The company announced late Tuesday that it was lowering its 2025 sales guidance to a range of $10.3 billion to $10.4 billion, down from a previous forecast of $10.4 billion to $10.5 billion. Alcon attributed the revision to an anticipated $100 million gross impact from tariffs, an increase from its earlier estimate of $80 million, alongside market softness, particularly in its surgical division.

The news sent the company’s stock tumbling, as it overshadowed results for the second quarter. Alcon reported sales of $2.58 billion, a 4% year-over-year increase but still missing analyst consensus estimates of $2.63 billion. However, its adjusted earnings per share of 76 cents beat the 72-cent consensus.

The market weakness was most apparent in the company's Surgical segment, where net sales grew a modest 2% to $1.5 billion. Within that unit, sales of implantables declined by 2%, which the company linked to competitive pressures and soft market conditions. In contrast, the Vision Care segment saw net sales rise 6% to $1.1 billion, driven by strong performance in contact lenses.

The pessimistic forecast also overshadowed Alcon's major strategic move to acquire STAAR Surgical in an all-cash deal valued at approximately $1.5 billion. The acquisition is intended to bolster Alcon's position in the growing market for myopia correction through STAAR's implantable collamer lenses.

"Alcon is exiting the second quarter with solid momentum, despite a relatively soft surgical market in the first half of the year," said David J. Endicott, Alcon’s Chief Executive Officer.
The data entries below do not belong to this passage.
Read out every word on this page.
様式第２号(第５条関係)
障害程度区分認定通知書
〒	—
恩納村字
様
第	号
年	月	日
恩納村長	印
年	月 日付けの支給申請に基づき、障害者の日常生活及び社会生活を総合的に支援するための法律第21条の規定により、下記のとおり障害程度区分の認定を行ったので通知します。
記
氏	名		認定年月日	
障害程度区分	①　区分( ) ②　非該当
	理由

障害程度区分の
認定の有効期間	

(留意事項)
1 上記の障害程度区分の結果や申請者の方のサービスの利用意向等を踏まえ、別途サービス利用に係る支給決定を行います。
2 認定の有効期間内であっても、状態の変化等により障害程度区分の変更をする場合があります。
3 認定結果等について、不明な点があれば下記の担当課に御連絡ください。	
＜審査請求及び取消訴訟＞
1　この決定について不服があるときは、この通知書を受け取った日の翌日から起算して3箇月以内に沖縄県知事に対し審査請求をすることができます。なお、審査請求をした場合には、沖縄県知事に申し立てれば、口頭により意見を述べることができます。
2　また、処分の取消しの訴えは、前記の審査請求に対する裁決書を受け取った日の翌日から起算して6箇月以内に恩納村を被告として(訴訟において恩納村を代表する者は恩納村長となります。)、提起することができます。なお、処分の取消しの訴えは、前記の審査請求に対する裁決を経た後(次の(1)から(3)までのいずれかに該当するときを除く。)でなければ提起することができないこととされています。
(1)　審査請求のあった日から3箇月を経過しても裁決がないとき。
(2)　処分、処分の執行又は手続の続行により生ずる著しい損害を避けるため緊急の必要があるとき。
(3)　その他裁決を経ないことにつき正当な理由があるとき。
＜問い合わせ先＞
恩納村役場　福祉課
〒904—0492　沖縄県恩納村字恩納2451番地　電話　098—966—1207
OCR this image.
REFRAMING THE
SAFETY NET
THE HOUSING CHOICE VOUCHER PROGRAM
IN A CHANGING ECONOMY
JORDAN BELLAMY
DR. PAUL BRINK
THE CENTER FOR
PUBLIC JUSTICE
He noted that robust early demand for recent product launches has been encouraging and positions the company to accelerate top-line growth in the long term.

Despite the CEO's optimism, the immediate focus for investors remained on the near-term headwinds. While affirming its full-year adjusted earnings guidance, Alcon lowered its core operating margin outlook, signaling that profitability pressures would accompany the sales slowdown.